Artık yatarak tedavinin daha da azalacağını, evde bakım hizmetlerinin yaygınlaşacağını ve eczanelerin temel sağlık merkezi olacağı sürece doğru gidildiğini ifade eden Çolak, şöyle devam etti:

"Eczane ve eczacı fonksiyonu önümüzdeki süreçte daha da artacak. Yani bugün içinde bulunduğumuz ekonomik kriz ve eczacıların yaşadığı sağlıkta dönüşüm programıyla birlikte düşen ilaç fiyatları ve eczacıların karlılıkları eczane ekonomilerini önemli ölçüde deforme etti. Ama önümüzdeki süreç eczacılık alanının gelişebileceği bir süreçtir. Bizim bu tabloyu iyi okuyup ona göre şekillenmemiz gerekiyor. O yüzden gelecekte sağlık sisteminin odağının hastaneden eczaneye kayacağını ve doğru bir toplumsal yapı içinde eczanelerin toplumsal sağlık merkezi olacağını kavramamız gerekiyor. Bu gün itibariyle ekonomik sorunlarımız var ama eczanenin satabileceği ürün skalası genişledi, eczane ürünlerinin başka bir alana çıkması engellendi, zincir eczane olgusunun önüne set çekildi. Bundan sonraki süreçte bu alanın nereye gittiğini fark ederek kendimizi geliştirmemiz, kazanımlarımızı artırmamız gerekiyor. Çünkü artık dünyada ilaçtan para kazanan eczacı ve eczane olgusu yok."

-"Sağlık ve ilaç harcamaları artıyor"-

Dünyada sağlık ve ilaç harcamalarının her türlü baskıya rağmen olabildiğince arttığına dikkati çeken Çolak, Avrupa Birliği'nde ilaca kişi başına harcanan paranın 300 dolar, Türkiye'de 140, ABD'de ise 760 dolar olduğunu söyledi.

ABD'de sağlığa yüzde 16 bütçe ayırıldığını, AB'nin yüzde 9, Türkiye'nin ise yüzde 6 pay ayırdığını belirten Çolak, "Tüm bunları değerlendirdiğimizde Türkiye'nin sağlık ve ilaç alanına yatırdığı paranın çok da fazla olmadığını görürüz. Ama bunun dışında kendi fonksiyonlarımızın da olması gerektiğini, iğneyi yetkililere batırırken kendimize de batırmamız gerektiğinin farkına varmamız gerekiyor. Onun için bu noktada çok yoğun çaba harcamamız gerekiyor" diye konuştu.

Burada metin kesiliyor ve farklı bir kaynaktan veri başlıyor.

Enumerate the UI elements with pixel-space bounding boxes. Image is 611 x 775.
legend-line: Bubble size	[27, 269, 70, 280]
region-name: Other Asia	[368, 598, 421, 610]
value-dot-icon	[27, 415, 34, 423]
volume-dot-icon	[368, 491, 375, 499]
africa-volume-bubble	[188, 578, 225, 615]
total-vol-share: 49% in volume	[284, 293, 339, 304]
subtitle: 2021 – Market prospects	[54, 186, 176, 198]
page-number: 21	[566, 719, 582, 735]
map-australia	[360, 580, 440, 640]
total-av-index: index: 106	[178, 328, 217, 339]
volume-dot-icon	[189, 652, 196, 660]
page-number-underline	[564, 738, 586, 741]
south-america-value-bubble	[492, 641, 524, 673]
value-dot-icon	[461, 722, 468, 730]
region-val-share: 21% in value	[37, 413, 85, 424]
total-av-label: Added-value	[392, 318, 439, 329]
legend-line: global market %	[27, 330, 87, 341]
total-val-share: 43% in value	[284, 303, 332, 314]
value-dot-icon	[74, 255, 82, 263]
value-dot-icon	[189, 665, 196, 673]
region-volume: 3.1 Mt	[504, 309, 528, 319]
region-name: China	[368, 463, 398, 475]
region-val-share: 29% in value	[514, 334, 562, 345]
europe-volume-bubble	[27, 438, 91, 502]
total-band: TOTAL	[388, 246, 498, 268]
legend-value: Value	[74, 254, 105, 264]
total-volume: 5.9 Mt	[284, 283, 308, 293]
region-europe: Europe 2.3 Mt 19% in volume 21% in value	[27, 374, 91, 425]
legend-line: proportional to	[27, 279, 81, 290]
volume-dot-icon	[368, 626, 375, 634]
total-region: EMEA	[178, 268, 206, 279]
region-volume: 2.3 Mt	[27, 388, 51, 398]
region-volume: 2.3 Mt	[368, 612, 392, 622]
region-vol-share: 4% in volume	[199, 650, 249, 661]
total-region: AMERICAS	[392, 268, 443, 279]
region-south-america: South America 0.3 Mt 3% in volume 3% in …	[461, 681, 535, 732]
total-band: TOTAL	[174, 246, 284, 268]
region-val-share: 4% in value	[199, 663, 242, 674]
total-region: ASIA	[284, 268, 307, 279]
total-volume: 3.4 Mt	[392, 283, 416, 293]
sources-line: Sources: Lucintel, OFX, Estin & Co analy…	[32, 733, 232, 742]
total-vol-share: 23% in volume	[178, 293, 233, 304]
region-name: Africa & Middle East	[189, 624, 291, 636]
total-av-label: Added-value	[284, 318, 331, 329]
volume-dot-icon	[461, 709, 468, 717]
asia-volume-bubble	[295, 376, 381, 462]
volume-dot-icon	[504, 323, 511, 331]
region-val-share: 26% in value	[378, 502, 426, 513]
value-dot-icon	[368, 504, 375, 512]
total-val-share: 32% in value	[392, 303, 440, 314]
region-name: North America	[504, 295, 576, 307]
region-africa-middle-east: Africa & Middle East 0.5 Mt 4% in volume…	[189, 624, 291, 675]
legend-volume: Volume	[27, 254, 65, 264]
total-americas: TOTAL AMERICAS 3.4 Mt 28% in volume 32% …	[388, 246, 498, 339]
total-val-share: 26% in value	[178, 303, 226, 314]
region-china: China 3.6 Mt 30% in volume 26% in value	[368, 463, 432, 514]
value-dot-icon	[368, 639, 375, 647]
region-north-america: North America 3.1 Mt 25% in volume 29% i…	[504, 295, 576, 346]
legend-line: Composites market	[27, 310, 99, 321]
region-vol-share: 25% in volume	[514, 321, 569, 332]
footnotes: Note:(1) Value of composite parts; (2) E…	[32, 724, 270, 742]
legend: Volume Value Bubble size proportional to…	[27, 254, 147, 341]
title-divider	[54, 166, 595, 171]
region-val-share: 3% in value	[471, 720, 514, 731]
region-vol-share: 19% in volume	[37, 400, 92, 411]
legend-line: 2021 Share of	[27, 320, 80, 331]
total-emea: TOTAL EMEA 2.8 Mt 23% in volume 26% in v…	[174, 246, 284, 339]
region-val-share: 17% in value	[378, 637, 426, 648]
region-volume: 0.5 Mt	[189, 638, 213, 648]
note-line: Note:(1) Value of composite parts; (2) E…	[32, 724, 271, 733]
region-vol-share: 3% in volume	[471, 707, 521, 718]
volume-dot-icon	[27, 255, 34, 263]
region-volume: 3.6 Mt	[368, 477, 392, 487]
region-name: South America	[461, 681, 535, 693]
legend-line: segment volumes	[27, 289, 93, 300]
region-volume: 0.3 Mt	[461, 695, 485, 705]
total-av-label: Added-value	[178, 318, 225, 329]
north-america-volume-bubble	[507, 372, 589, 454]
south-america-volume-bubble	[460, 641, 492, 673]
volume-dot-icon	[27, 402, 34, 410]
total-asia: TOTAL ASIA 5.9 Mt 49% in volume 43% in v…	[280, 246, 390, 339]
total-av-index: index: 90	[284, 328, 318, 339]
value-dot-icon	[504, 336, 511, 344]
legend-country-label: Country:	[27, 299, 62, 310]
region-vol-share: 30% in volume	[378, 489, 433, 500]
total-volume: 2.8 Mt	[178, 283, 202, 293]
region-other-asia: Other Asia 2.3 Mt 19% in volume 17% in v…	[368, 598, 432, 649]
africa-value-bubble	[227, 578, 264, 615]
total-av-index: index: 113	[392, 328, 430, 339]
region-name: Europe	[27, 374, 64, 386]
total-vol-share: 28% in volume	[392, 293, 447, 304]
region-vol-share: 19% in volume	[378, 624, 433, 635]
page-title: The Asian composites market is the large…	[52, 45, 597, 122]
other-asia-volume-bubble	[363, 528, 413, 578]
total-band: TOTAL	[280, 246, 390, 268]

Çolak, eczacıların önümüzdeki süreçte akılcı ilaç kullanmanın odağında olması gerektiğini vurgulayarak şunları kaydetti:

"Birkaç yıldır eş değer ilaç kullanımı konusunda kampanya yapıyoruz. Tüm dünya daha az para harcamak için eş değer ilaç kullanımını öne alıyor. Orjinal ilaca daha fazla para harcanırken eş değer ilaca daha az para harcanıyor. Bütün ülkeler sağlıkta ve ilaçta kamunun harcadığı parayı azaltmaya çalışıyorsa o zaman bizim onlara kaynak göstermemiz lazım. Bu kaynak eş değer ilaç. Otomatikman harcamayı aşağı çekecektir. Akılcı ilaç kullanımıyla birlikte bir anlam ifade edecektir. Akılcı ilaç kullanılacaksa ilacın sahibi eczacının kendisi. Eczacı burada önemli bir rol üstlenecek. 2030 yılından sonra Türkiye'de yaşlı nüfus genç nüfusu aşacak. Paradigma tersine dönecek. O zaman kronik hastalıklardaki ilaç kullanımı yaşlı nüfusla birlikte artacak. Kronik hastalıkların takibini yapma konusunda da eczacının kendisini geliştirmesi gerekiyor. Tabii tüm bunların olabilmesi için sadece okuldan aldığımız eğitimin yeterli olmadığını biliyoruz. Sadece ilaç odaklı eğitim aldık. Hasta odaklı bir hizmet veriyoruz. Artık o da yetmiyor. Tüm dünyada özel, kişilere bağlı bir model gelişiyor. Birebir spesifik insana özgü ilaçlar ortaya çıkıyor. O zaman bizim de bu konuda daha çok çaba sarf etmemiz gerekiyor"

Toplantı daha sonra basına kapalı devam etti.